As the van dropped into the city, the air quality got much worse and the traffic thickened. Luis navigated our driver right to the hotel. The hotel owner was outside waiting for us, and he unlocked the gates for us to bring our bags in. We gave another quick round of hugs so that our friends could make it out of the city during the dwindling daylight. We chatted with the hotel owners, paid up front and found our rooms. I laid on the bed for awhile and let some tears fall. My family gathered today for a funeral back in Minnesota, and I wanted to be there with them.

Dos Molinas B&B
Hoping for a distraction, I joined the group in the lobby and we decided to venture out. The hotel owners told us that they hired an armed guard to patrol the street in front of the hotel, the corner, and two blocks north. Now just imagine living in a town where you couldn't trust the police and had to hire your own guards with guns to help you feel safe. There was one restaurant in that zone, and we made for it. None of us were really hungry, so we had beverages and ordered a "parillada" to share - a platter of grilled meats, a platter of fried plantains, beans, and veggies. We laughed, shared stories and our most distinct memories from the trip. We remembered the (loud) sounds of Comayagua, the smell of woodsmoke and rotting coffee, and the sad faces of children. We reflected on the amazing, and not so amazing people we met. And talked about how we all wanted to come back again.

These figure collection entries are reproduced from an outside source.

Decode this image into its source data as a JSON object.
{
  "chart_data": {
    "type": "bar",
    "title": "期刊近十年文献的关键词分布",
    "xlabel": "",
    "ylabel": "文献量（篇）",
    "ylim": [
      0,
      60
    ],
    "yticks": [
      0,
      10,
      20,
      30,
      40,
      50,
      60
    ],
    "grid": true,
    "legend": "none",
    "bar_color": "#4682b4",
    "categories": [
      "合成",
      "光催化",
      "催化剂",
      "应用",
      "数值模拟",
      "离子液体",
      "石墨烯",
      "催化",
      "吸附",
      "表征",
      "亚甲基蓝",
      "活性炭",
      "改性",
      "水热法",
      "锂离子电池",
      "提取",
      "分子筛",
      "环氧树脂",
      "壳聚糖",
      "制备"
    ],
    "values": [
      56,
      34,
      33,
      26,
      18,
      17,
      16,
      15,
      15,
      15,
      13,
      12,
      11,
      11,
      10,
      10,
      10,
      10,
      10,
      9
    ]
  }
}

Everyone is asleep now but me. They will get up at 5 to get to the airport. I'll leave a few hours later for the bus station. The hotel owner has offered to give me a ride to the bus station and help me get a ticket to Copan. I'm very grateful for the hospitality, and am looking forward to the next leg of my adventure. Buenas noches.

1 comment:

  1. Quite an emotional trip and interesting trip. It's good to read these daily summaries. Thanks for posting them.